At least 1.5 million pupils a week are struggling to engage in learning, according to research carried out by an exam board.

Most classroom teachers (97 per cent) said they had witnessed pupils having difficulty engaging in learning, according to the Pearson School Report published today.

This was particularly pronounced at secondary level, where one in eight teachers felt as many as three-quarters of their students were struggling to engage.

Over the past year, 57 per cent of the teachers responding to Pearson’s survey said they had become increasingly concerned about pupil disengagement.

Combatting pupil disengagement

Asked how pupil disengagement could be combatted, 85 per cent of teachers said additional staff to support pupils would help most.

Meanwhile, 26 per cent also said support staff helped them engage.

However, schools have been facing a teacher shortage crisis across a range of subjects alongside challenges in recruiting and retaining support staff. Tes revealed in March that support staff vacancies have risen by almost 80 per cent compared with pre-pandemic levels.

To combat disengagement, teachers also suggested enhanced access to extracurricular activities (47 per cent), additional hands-on learning options (57 per cent), access to diverse resources (46 per cent), increased use of digital devices (39 per cent), and making curriculum content relevant to students’ lives (64 per cent).

More than half (51 per cent) of the 2,005 pupils who were surveyed as part of the report said support from teachers was what most helped them engage with learning over the past year.

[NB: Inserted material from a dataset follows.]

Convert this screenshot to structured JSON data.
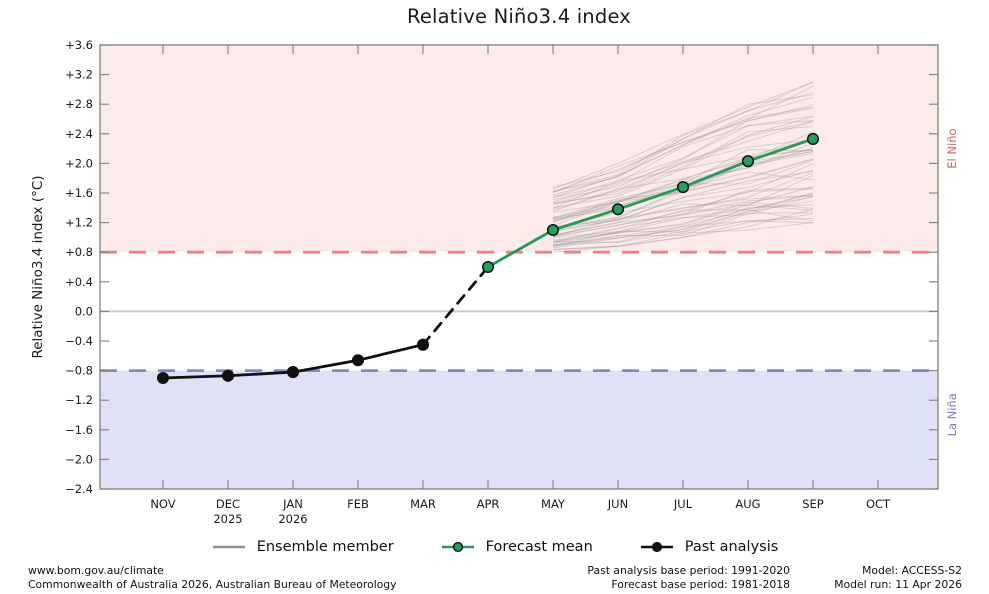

Nearly three-quarters (73 per cent) of pupils surveyed said they sometimes struggled to engage in lessons - and 19 per cent said they struggled “a lot”.

The survey comes as schools continue to face high absence levels since schools were closed during the Covid-19 lockdowns, despite government efforts to tackle the issue.

Teach First CEO Russell Hobby previously told Tes that the pandemic had triggered “a disengagement with school for some”, alongside ongoing illness and increasing mental health concerns.

Sharon Hague, managing director of school assessment at Pearson, said: “What’s clear from the research is that teachers are really rising to the challenge and going the extra mile to help students engage.

“Feedback on solutions being implemented in schools include focusing on and adapting content so that it’s relevant to their students’ lives today, utilising digital tools to record and stream lessons to support different learning styles as well as providing the opportunity for absent students to catch up on missed lessons.”

Teacher Tapp surveyed teachers between March and April this year, with between 6,932 and 10,015 teachers responding. Pupil research was collected by Censuswide in April.